Al Tatawwur
- Categories: Literary magazine
- Frequency: Monthly
- Founder: Art et Liberté
- First issue: January 1940
- Final issue: July 1940
- Country: Egypt
- Based in: Cairo
- Language: Arabic

= Al Tatawwur =

Literary magazine in Egypt(1940)

Al Tatawwur (تطور) was an Arabic language literary and cultural magazine published in Egypt in the period January–July 1940. It was the first avant-garde, surrealist and Marxist-libertarian publication in the Arab world.

==History and profile==
Al Tatawwur was started by a radical leftist group called Art et Liberté or al fann wa al hurriyya (Arts and Freedom in English) in 1940, and the first issue appeared in January that year. The founder of the group was Kamel Telmissany which supported the revolutionary imagination and social freedom and had an anti-colonial stance. Al Tatawwur was the successor of another magazine entitled Al Majalla Al Jadida which was established by Salama Moussa and published between 1929 and 1944. The editor of Al Tatawwur was a surrealist intellectual, Anwar Kamel. He declared the goals of the magazine in the first issue as follows: "to defend the freedom of art and culture, to spread modern literary works, and to Egyptian youth with international literary, artistic, and social movements." The first issue also featured Arabic translations of the poems by the French surrealist Paul Éluard.

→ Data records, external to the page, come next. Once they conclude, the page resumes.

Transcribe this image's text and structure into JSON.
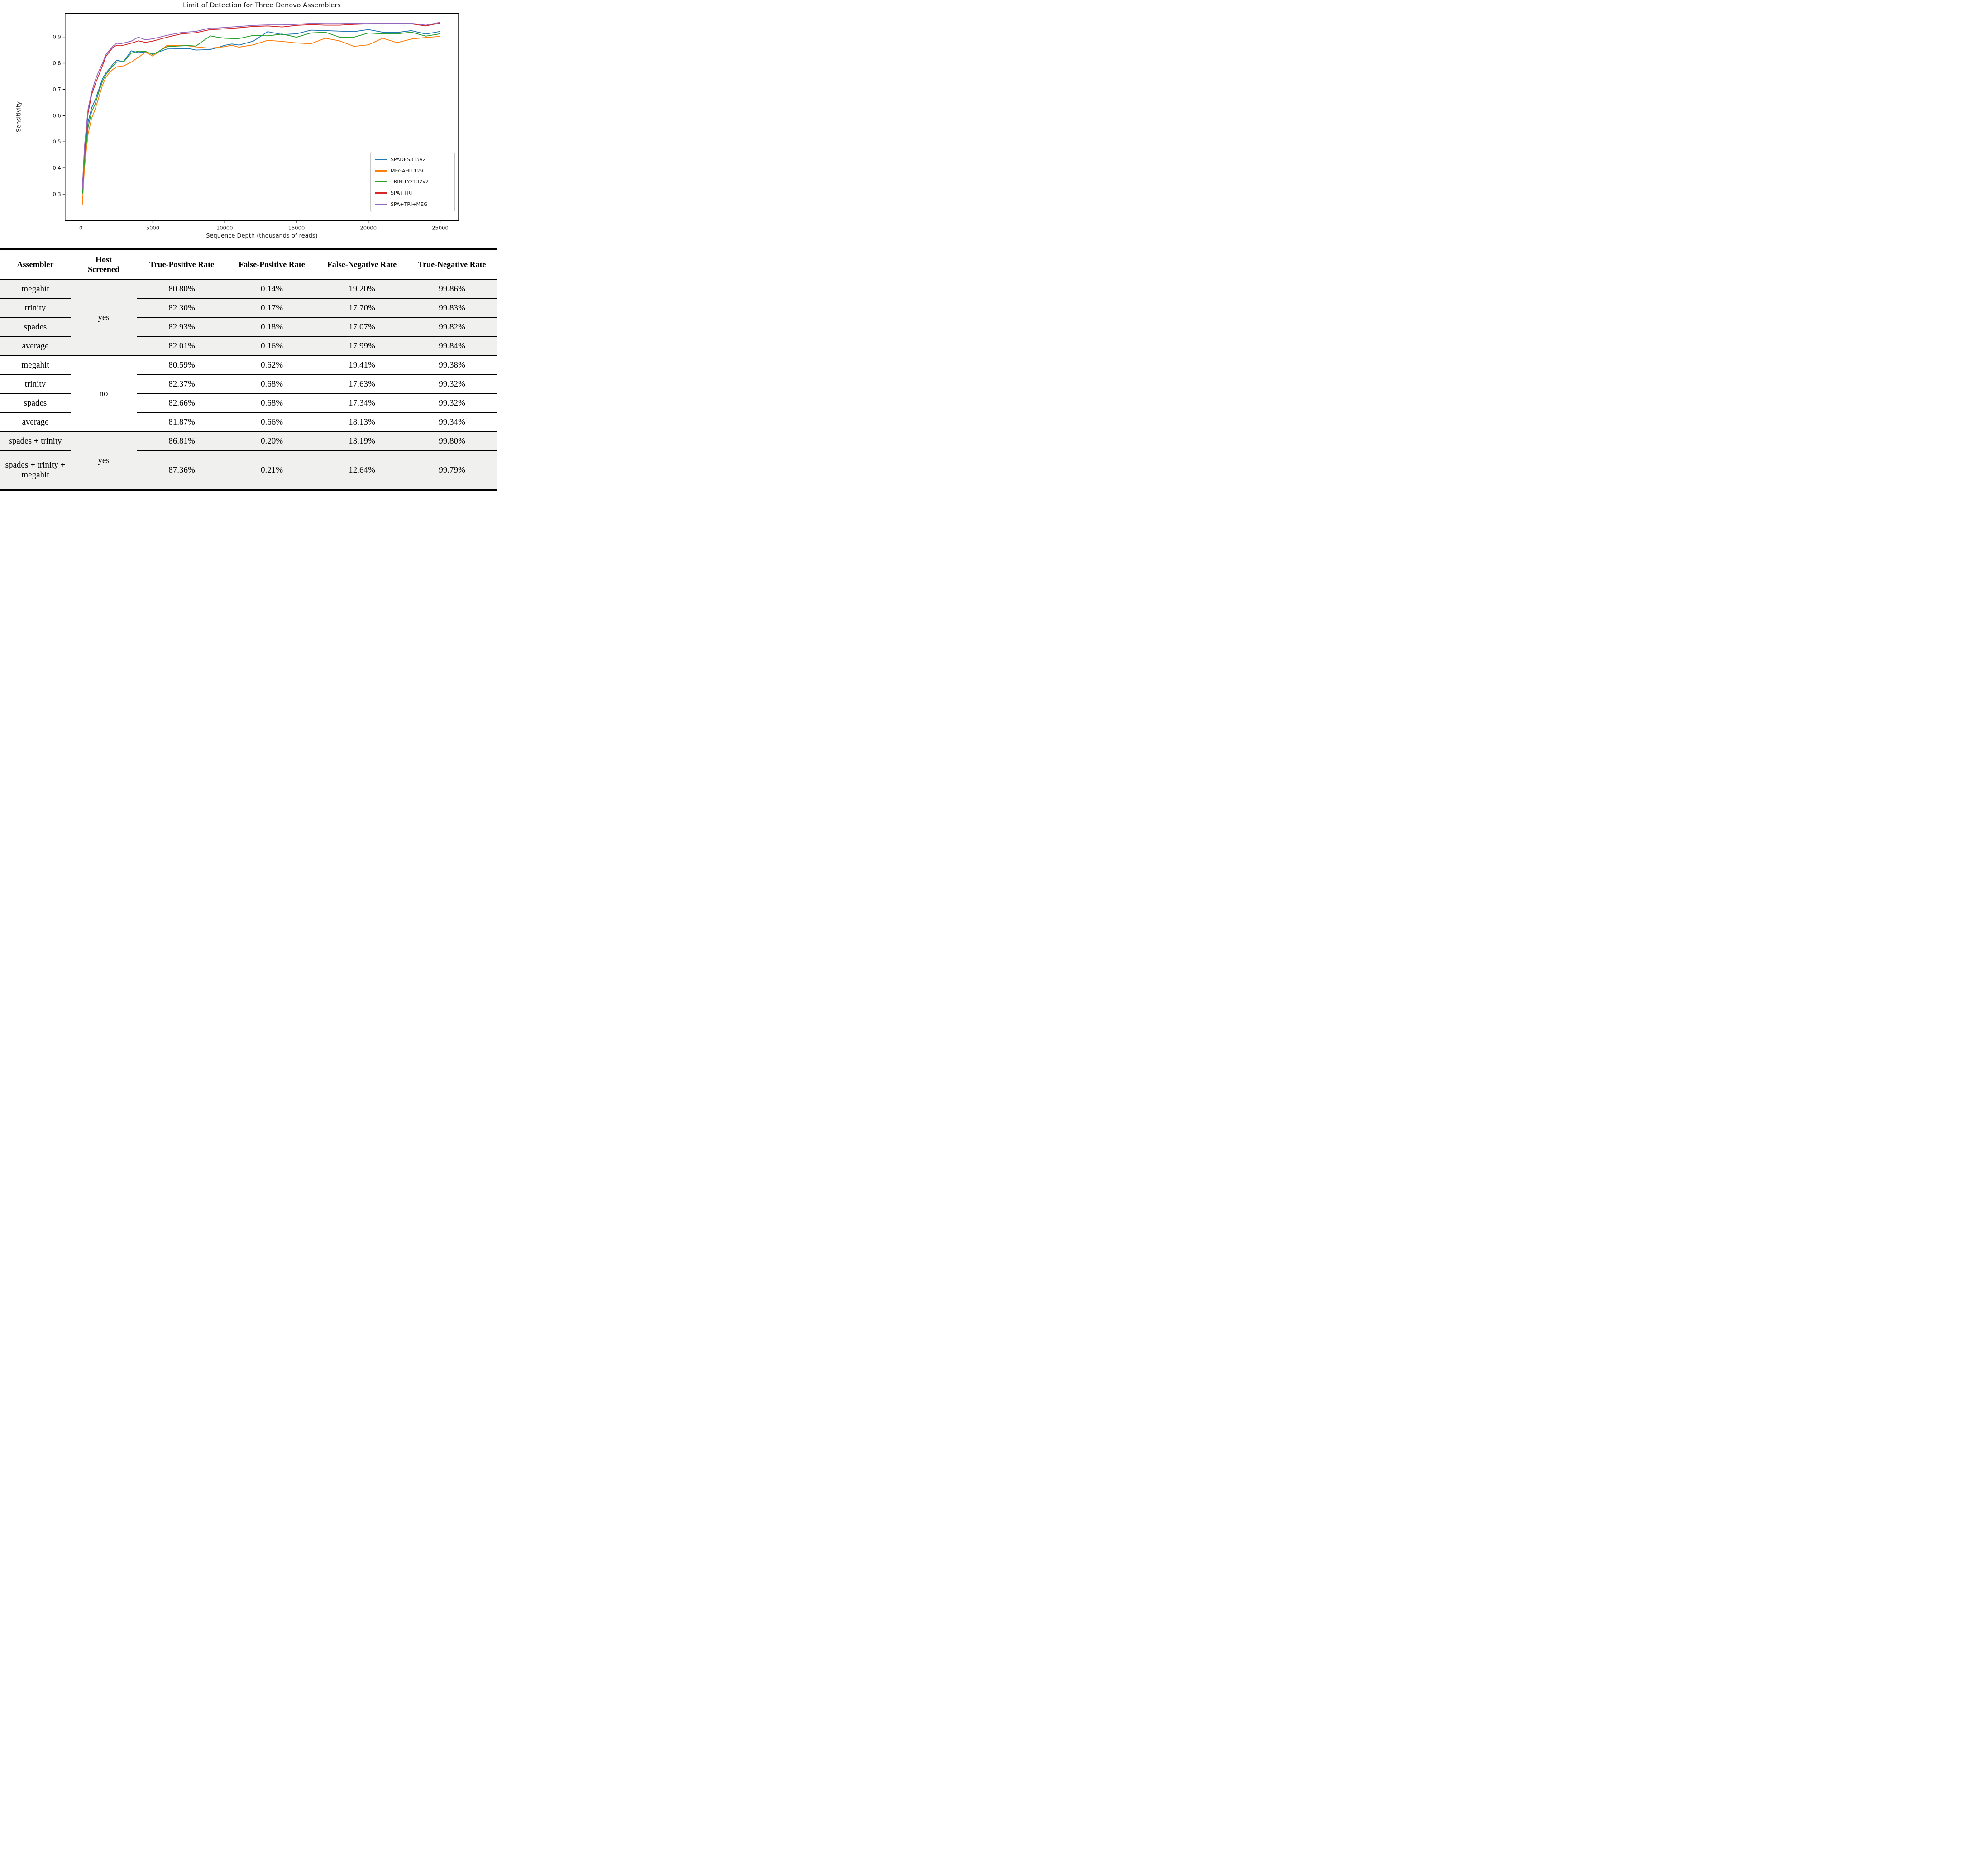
{
  "chart_data": {
    "type": "line",
    "title": "Limit of Detection for Three Denovo Assemblers",
    "xlabel": "Sequence Depth (thousands of reads)",
    "ylabel": "Sensitivity",
    "grid": false,
    "legend_position": "lower right inside plot",
    "xlim": [
      -1100,
      26275
    ],
    "ylim": [
      0.199,
      0.99
    ],
    "x_ticks": [
      0,
      5000,
      10000,
      15000,
      20000,
      25000
    ],
    "y_ticks": [
      0.3,
      0.4,
      0.5,
      0.6,
      0.7,
      0.8,
      0.9
    ],
    "x": [
      100,
      250,
      500,
      750,
      1000,
      1250,
      1500,
      1750,
      2000,
      2250,
      2500,
      2750,
      3000,
      3500,
      4000,
      4500,
      5000,
      6000,
      7000,
      7500,
      8000,
      9000,
      9500,
      10000,
      10500,
      11000,
      12000,
      13000,
      14000,
      15000,
      16000,
      17000,
      18000,
      19000,
      20000,
      21000,
      22000,
      23000,
      24000,
      25000
    ],
    "series": [
      {
        "name": "SPADES315v2",
        "color": "#1f77b4",
        "values": [
          0.305,
          0.45,
          0.575,
          0.63,
          0.66,
          0.7,
          0.74,
          0.763,
          0.78,
          0.797,
          0.812,
          0.808,
          0.808,
          0.847,
          0.84,
          0.843,
          0.835,
          0.854,
          0.855,
          0.856,
          0.85,
          0.852,
          0.859,
          0.868,
          0.873,
          0.869,
          0.884,
          0.92,
          0.909,
          0.912,
          0.926,
          0.924,
          0.922,
          0.92,
          0.928,
          0.918,
          0.917,
          0.924,
          0.911,
          0.921
        ]
      },
      {
        "name": "MEGAHIT129",
        "color": "#ff7f0e",
        "values": [
          0.26,
          0.4,
          0.53,
          0.59,
          0.625,
          0.67,
          0.715,
          0.747,
          0.765,
          0.777,
          0.786,
          0.788,
          0.79,
          0.804,
          0.822,
          0.842,
          0.827,
          0.868,
          0.868,
          0.866,
          0.862,
          0.857,
          0.86,
          0.863,
          0.868,
          0.861,
          0.87,
          0.887,
          0.883,
          0.877,
          0.874,
          0.895,
          0.885,
          0.864,
          0.87,
          0.895,
          0.878,
          0.892,
          0.898,
          0.902
        ]
      },
      {
        "name": "TRINITY2132v2",
        "color": "#2ca02c",
        "values": [
          0.3,
          0.43,
          0.555,
          0.615,
          0.645,
          0.69,
          0.73,
          0.757,
          0.775,
          0.79,
          0.805,
          0.805,
          0.806,
          0.838,
          0.846,
          0.845,
          0.833,
          0.863,
          0.866,
          0.867,
          0.865,
          0.904,
          0.899,
          0.895,
          0.894,
          0.894,
          0.906,
          0.904,
          0.911,
          0.899,
          0.915,
          0.918,
          0.899,
          0.899,
          0.915,
          0.912,
          0.912,
          0.918,
          0.903,
          0.912
        ]
      },
      {
        "name": "SPA+TRI",
        "color": "#d62728",
        "values": [
          0.322,
          0.47,
          0.61,
          0.68,
          0.72,
          0.755,
          0.79,
          0.826,
          0.845,
          0.861,
          0.868,
          0.866,
          0.869,
          0.876,
          0.885,
          0.879,
          0.884,
          0.899,
          0.912,
          0.914,
          0.916,
          0.928,
          0.929,
          0.931,
          0.933,
          0.935,
          0.94,
          0.942,
          0.938,
          0.944,
          0.947,
          0.945,
          0.945,
          0.948,
          0.95,
          0.95,
          0.95,
          0.95,
          0.942,
          0.953
        ]
      },
      {
        "name": "SPA+TRI+MEG",
        "color": "#9467bd",
        "values": [
          0.32,
          0.48,
          0.625,
          0.69,
          0.735,
          0.77,
          0.8,
          0.833,
          0.85,
          0.866,
          0.876,
          0.874,
          0.877,
          0.884,
          0.899,
          0.889,
          0.893,
          0.906,
          0.917,
          0.919,
          0.921,
          0.934,
          0.934,
          0.936,
          0.938,
          0.94,
          0.944,
          0.946,
          0.946,
          0.948,
          0.952,
          0.951,
          0.951,
          0.952,
          0.953,
          0.952,
          0.952,
          0.952,
          0.945,
          0.956
        ]
      }
    ]
  },
  "table": {
    "row_shade_color": "#f0f0ee",
    "rule_color": "#000000",
    "headers": [
      "Assembler",
      "Host Screened",
      "True-Positive Rate",
      "False-Positive Rate",
      "False-Negative Rate",
      "True-Negative Rate"
    ],
    "groups": [
      {
        "host_screened": "yes"
      },
      {
        "host_screened": "no"
      },
      {
        "host_screened": "yes"
      }
    ],
    "rows": [
      {
        "assembler": "megahit",
        "tp": "80.80%",
        "fp": "0.14%",
        "fn": "19.20%",
        "tn": "99.86%"
      },
      {
        "assembler": "trinity",
        "tp": "82.30%",
        "fp": "0.17%",
        "fn": "17.70%",
        "tn": "99.83%"
      },
      {
        "assembler": "spades",
        "tp": "82.93%",
        "fp": "0.18%",
        "fn": "17.07%",
        "tn": "99.82%"
      },
      {
        "assembler": "average",
        "tp": "82.01%",
        "fp": "0.16%",
        "fn": "17.99%",
        "tn": "99.84%"
      },
      {
        "assembler": "megahit",
        "tp": "80.59%",
        "fp": "0.62%",
        "fn": "19.41%",
        "tn": "99.38%"
      },
      {
        "assembler": "trinity",
        "tp": "82.37%",
        "fp": "0.68%",
        "fn": "17.63%",
        "tn": "99.32%"
      },
      {
        "assembler": "spades",
        "tp": "82.66%",
        "fp": "0.68%",
        "fn": "17.34%",
        "tn": "99.32%"
      },
      {
        "assembler": "average",
        "tp": "81.87%",
        "fp": "0.66%",
        "fn": "18.13%",
        "tn": "99.34%"
      },
      {
        "assembler": "spades + trinity",
        "tp": "86.81%",
        "fp": "0.20%",
        "fn": "13.19%",
        "tn": "99.80%"
      },
      {
        "assembler": "spades + trinity + megahit",
        "tp": "87.36%",
        "fp": "0.21%",
        "fn": "12.64%",
        "tn": "99.79%"
      }
    ]
  }
}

During its short lifetime Al Tatawwur frequently covered topics such as prostitution, sex and women's sexual freedom. The articles on women's sexual freedom were mostly written by Abdul Hamid Al Hadadi. Other contributor was Faisal Abdul Rahman Shahbander. Ramses Younan, a painter and writer, published art critics in the magazine.

Al Tatawwur was published on a monthly basis until July 1940 when it folded after producing seven issues. The magazine was closed down by the Egyptian authorities. Following the closure of Al Tatawwur its editor Anwar Kamel was jailed due to his writings published in the magazine.